When you are with someone especially for an extended amount of years and have kids or a family together the dynamics become a little bit stickier when things happen that you don't plan for, especially when they hurt your heart and soul.

Sometimes you see the red flags for a long time and sometimes you are blind to them. Often times it's because you see who that person has the potential to be and not the version of them that they are giving to you in the current moment. Those are not the same. 

Truth is they can be that person, but they have to want to be. That's part of what is intriguing as coming here as a human is the idea of FREE WILL. You have to allow them to figure that out themselves and unfortunately sometimes one party gets hurt when that happens.

What I have realized throughout all of this is that I was very low on confidence and self-worth for the past few years. Especially since I had my kid. It's taken me a long time to figure out who this new me is, on top of going through a massive awakening and then life unfolding the way it has been this year. 

The one thing that I can tell you is. I see me. 

My feelings matter. My boundaries matter.

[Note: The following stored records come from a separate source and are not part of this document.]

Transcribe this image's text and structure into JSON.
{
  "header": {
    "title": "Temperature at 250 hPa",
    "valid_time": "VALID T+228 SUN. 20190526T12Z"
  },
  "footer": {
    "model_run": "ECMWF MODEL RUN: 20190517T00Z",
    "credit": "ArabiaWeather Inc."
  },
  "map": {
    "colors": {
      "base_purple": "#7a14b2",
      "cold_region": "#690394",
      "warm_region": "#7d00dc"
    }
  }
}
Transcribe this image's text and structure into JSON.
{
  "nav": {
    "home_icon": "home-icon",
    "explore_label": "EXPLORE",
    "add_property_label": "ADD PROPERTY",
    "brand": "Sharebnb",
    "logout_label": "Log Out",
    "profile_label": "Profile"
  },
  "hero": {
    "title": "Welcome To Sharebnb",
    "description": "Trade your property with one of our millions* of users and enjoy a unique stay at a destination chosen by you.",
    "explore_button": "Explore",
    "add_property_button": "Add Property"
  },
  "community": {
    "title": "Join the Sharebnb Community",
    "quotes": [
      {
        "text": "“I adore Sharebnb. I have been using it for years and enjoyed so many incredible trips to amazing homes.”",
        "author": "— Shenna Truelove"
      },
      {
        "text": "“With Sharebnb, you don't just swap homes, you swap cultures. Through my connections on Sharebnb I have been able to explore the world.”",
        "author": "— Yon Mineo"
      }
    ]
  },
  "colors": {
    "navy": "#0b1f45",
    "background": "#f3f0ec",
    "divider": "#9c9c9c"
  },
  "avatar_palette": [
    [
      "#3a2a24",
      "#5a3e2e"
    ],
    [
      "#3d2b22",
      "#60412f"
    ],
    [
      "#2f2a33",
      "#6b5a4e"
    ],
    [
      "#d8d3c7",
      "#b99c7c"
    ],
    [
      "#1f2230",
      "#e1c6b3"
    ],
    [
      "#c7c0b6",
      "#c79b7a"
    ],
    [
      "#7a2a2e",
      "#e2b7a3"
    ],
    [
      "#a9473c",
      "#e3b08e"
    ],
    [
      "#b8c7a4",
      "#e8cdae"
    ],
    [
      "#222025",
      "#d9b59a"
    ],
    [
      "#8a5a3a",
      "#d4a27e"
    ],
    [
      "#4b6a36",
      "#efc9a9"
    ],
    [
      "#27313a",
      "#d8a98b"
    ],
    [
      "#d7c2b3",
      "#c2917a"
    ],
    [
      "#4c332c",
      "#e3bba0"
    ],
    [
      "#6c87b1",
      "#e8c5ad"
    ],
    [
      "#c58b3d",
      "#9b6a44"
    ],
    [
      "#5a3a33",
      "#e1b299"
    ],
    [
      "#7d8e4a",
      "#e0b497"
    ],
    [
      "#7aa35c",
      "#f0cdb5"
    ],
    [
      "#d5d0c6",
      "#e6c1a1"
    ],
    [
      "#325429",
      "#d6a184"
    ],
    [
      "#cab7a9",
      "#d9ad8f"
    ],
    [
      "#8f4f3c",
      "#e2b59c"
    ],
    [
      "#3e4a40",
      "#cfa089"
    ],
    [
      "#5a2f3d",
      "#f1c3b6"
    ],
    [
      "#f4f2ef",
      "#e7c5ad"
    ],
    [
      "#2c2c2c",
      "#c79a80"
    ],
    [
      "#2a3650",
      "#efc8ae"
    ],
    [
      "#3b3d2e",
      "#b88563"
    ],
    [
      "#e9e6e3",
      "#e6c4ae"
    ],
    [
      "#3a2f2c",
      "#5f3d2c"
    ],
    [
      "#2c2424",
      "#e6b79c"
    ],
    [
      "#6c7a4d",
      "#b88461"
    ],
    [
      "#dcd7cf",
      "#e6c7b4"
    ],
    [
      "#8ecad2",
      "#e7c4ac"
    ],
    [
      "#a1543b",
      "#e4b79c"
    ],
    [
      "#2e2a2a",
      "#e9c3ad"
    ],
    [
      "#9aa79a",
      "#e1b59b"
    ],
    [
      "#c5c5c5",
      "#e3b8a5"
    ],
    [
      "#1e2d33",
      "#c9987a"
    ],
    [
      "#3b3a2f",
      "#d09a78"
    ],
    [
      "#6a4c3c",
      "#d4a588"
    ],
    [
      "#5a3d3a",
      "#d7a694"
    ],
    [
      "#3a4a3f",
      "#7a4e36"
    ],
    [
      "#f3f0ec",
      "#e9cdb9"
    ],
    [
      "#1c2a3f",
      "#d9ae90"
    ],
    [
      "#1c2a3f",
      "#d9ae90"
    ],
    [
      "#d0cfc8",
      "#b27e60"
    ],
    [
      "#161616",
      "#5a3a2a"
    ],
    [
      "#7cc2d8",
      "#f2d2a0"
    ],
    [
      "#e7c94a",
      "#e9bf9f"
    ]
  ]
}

I am not replaceable. I matter.

I also see that it is not my responsibility to show someone else how important or irreplicable I am. They either see it while I am here, or they will see it after I'm gone and if there is one thing about me in my entire life is when I'm gone, I'm gone. I don't come back. It takes me a lot to get to that point but here we are. My self-worth is screaming I want someone to love me so much they can't help but show everyone. I want someone who is proud to be with me.